Strategic communication student at Missouri School of Journalism lands string of photo exhibitions on campus and (far) beyond
A photo by Samantha Novak that will be presented in Personality: Contemporary Portraiture, a curated international photography exhibition to be held in Budapest
COLUMBIA, Mo. (April 6, 2023) — Samantha Novak, a senior at the Missouri School of Journalism, is quickly becoming a fixture at campus photography exhibitions — in fact, there is hardly a local gallery that hasn’t featured her work.
In February, her portraiture series was featured at the Bingham Gallery, Josephine Gallery and the Missouri Theater, the latter as part of the Chancellor’s Arts Showcase. This month, she will check another Columbia gallery off her list when her work is displayed at the Columbia Art League during the annual Visual Art and Design Showcase, which presents art from 50 of Mizzou’s most talented undergraduate visual artists, graphic designers and filmmakers.
You’d be forgiven for assuming the showcase at Columbia Art League will cap off Novak’s recent run of success, but you’d be forgetting about her inclusion in an international exhibition in Budapest, where her work will hang alongside portraiture from professional photographers like Hannah Altman at PH21 Gallery starting April 6.
“It’s a little surreal,” Novak said. “I’m so desensitized to my artwork — I spent so long working on it and am so critical of my own work that I have no objectivity as to whether or not something is good enough to be in a show. It was really bizarre to have someone from Hungary emailing me to say, ‘we want to show your work, and your work will be for sale during the show.’”
Despite the wave of attention her work is receiving, photography isn’t the only outlet through which Novak expresses her passion for visual art; in fact, she describes photography as a long-term hobby she hopes to pursue alongside her career aspirations in the world of strategic communication.
To that end, Novak is finishing up her second semester at MOJO Ad, the School of Journalism’s student-staffed ad agency covering the youth and young adult market, where she handles art direction.
“Sam is a capable designer, and she’s savvy in her ability to adapt what she captures through her lens, easily adapting from strategic commercial work to the more expressive style found in her fine art-oriented work,” said Frank Corridori, creative director at MOJO Ad and an associate professor. “The work that Sam has done for us at MOJO Ad has been some of the best photography that we’ve had as part of our original campaign work.”
Novak hopes to translate her wide array of experiences with visual media into a career that allows her to use all her talents.
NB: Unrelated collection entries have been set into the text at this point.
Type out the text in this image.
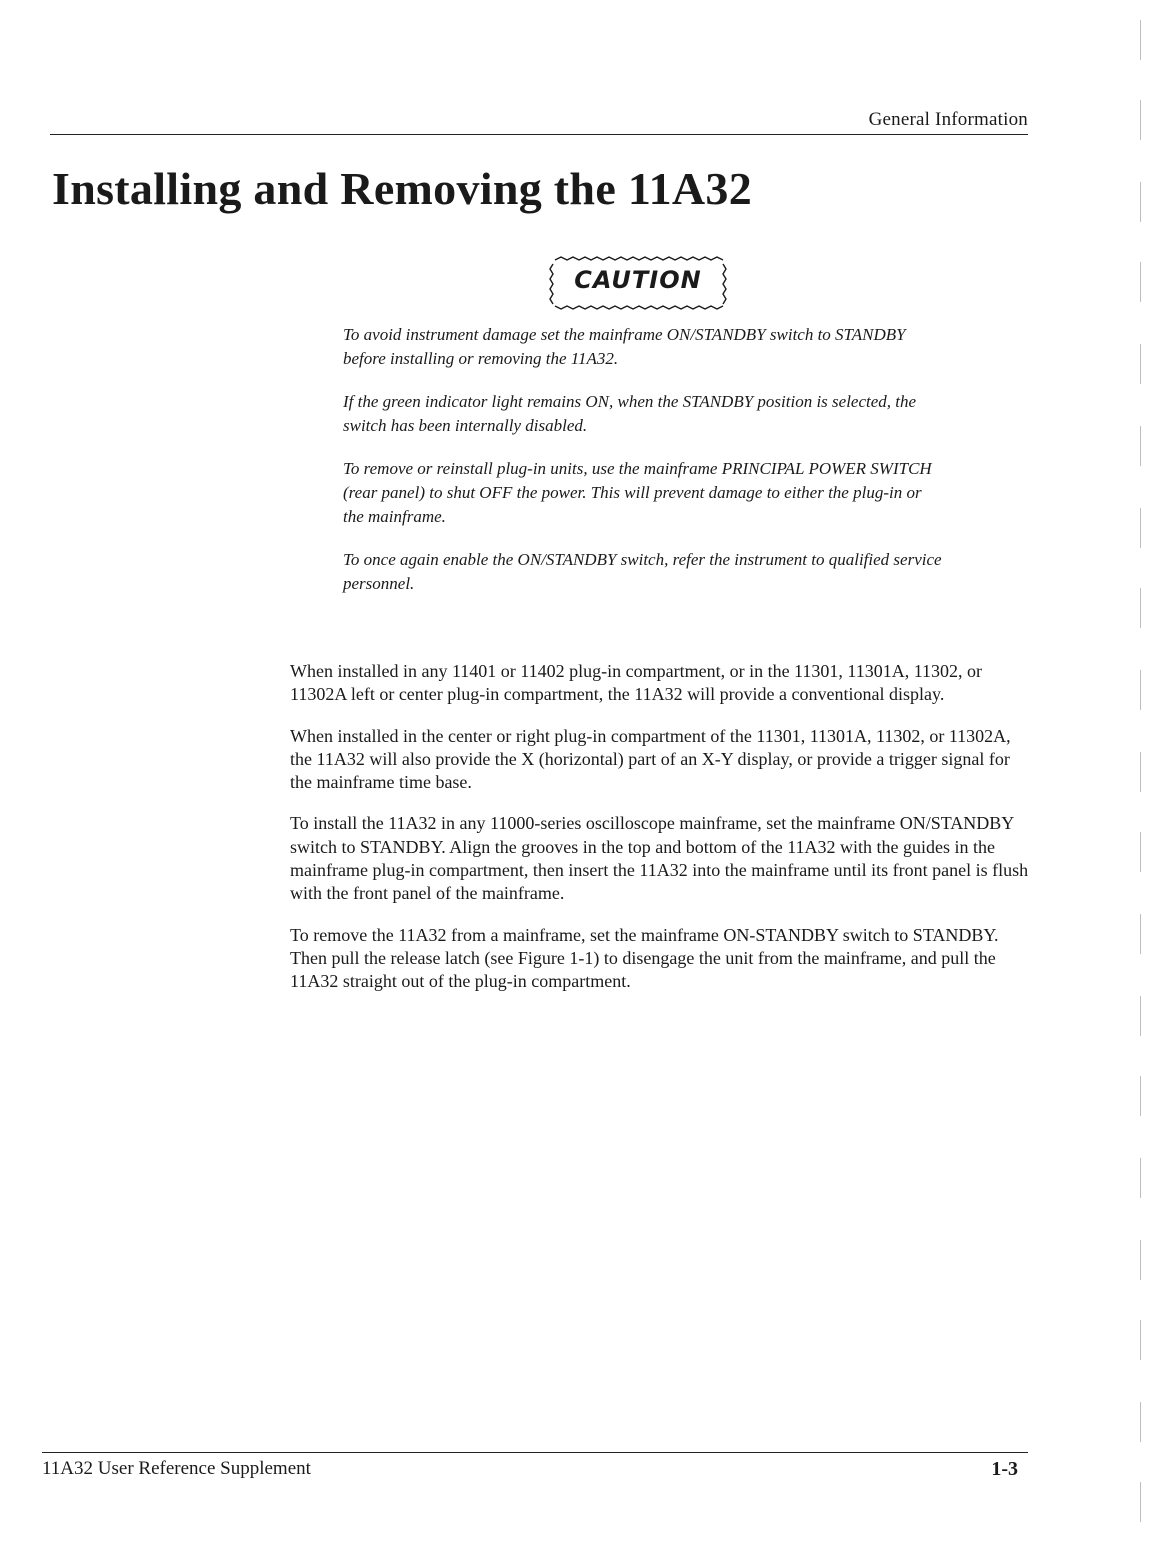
General Information
Installing and Removing the 11A32
CAUTION

To avoid instrument damage set the mainframe ON/STANDBY switch to STANDBY before installing or removing the 11A32.

If the green indicator light remains ON, when the STANDBY position is selected, the switch has been internally disabled.

To remove or reinstall plug-in units, use the mainframe PRINCIPAL POWER SWITCH (rear panel) to shut OFF the power. This will prevent damage to either the plug-in or the mainframe.

To once again enable the ON/STANDBY switch, refer the instrument to qualified service personnel.

When installed in any 11401 or 11402 plug-in compartment, or in the 11301, 11301A, 11302, or 11302A left or center plug-in compartment, the 11A32 will provide a conventional display.

When installed in the center or right plug-in compartment of the 11301, 11301A, 11302, or 11302A, the 11A32 will also provide the X (horizontal) part of an X-Y display, or provide a trigger signal for the mainframe time base.

To install the 11A32 in any 11000-series oscilloscope mainframe, set the mainframe ON/STANDBY switch to STANDBY. Align the grooves in the top and bottom of the 11A32 with the guides in the mainframe plug-in compartment, then insert the 11A32 into the mainframe until its front panel is flush with the front panel of the mainframe.

To remove the 11A32 from a mainframe, set the mainframe ON-STANDBY switch to STANDBY. Then pull the release latch (see Figure 1-1) to disengage the unit from the mainframe, and pull the 11A32 straight out of the plug-in compartment.

11A32 User Reference Supplement	1-3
It’s a little surreal. I’m so desensitized to my artwork — I spent so long working on it and am so critical of my own work that I have no objectivity as to whether or not something is good enough to be in a show.
Samantha Novak
“I like working closely with art and around artists, so whether it’s art as in fashion or working with photographers, my main career goal is art direction,” Novak said. “There are a lot of practical applications for the skills I’ve learned as a photographer — if you’re working on a campaign, how do you communicate an entire story or idea or feeling in a very short and quick sort of way? That creative muscle you build in photography by telling a story in a single frame is very applicable.”
Novak has been practicing photography since the age of 14, but the work displayed in each of the recent and upcoming exhibitions has come from a single series of portraits she developed during her time at Mizzou. A subset of these portraits depict Novak from behind in what she calls “reverse self portraits,” and it’s one of these novel takes on the concept of a self portrait that was selected for inclusion in the international exhibition.
While the portrait series was initially created for a beginning photography course in the College of Arts and Science’s School of Visual Studies, Novak has found inspiration and mentorship in School of Journalism faculty who have showed her how to bring her whole creative self to her work.
“All of the professors in MOJO — Frank Corridori, Brad Best, Jon Stemmle and Jamie Flink — have all been really great at encouraging all of us at MOJO to bring in our specific interests and abilities,” Novak said. “I think it’s really cool that they encourage us to really bring in things that we are passionate about, even stuff that might be outside of what we do day-to-day at the J-School.”
In particular, she noted that Corridori has introduced her to a structured approach to creative work, one that allows her to be productive consistently with fewer of the fitful starts and stops that can sometimes plague an artist’s workflow.
“Some creatives are very spontaneous and intuitive — they sort of create when they feel like creating,” Novak said. “But in traditional advertising, for example, you don’t really have the freedom to do that. You have deadlines and times when you need to produce something. I feel like Frank does a really good job of helping people take the spontaneous, free-flowing creativity that they have and learn to channel it into a process, a set of steps they can take so they’re not just sitting there with a bunch of random thoughts in their heads.”
Novak, who also works as a multimedia intern at the University of Missouri News Bureau and as a lab monitor at the School of Visual Studies’ photo department, will graduate in May. In Corridori’s view, the best is yet to come.
“I think with Sam’s vision, passion, curiosity and versatility, she’ll be a creative talent to keep an eye on in the next few years,” Corridori said.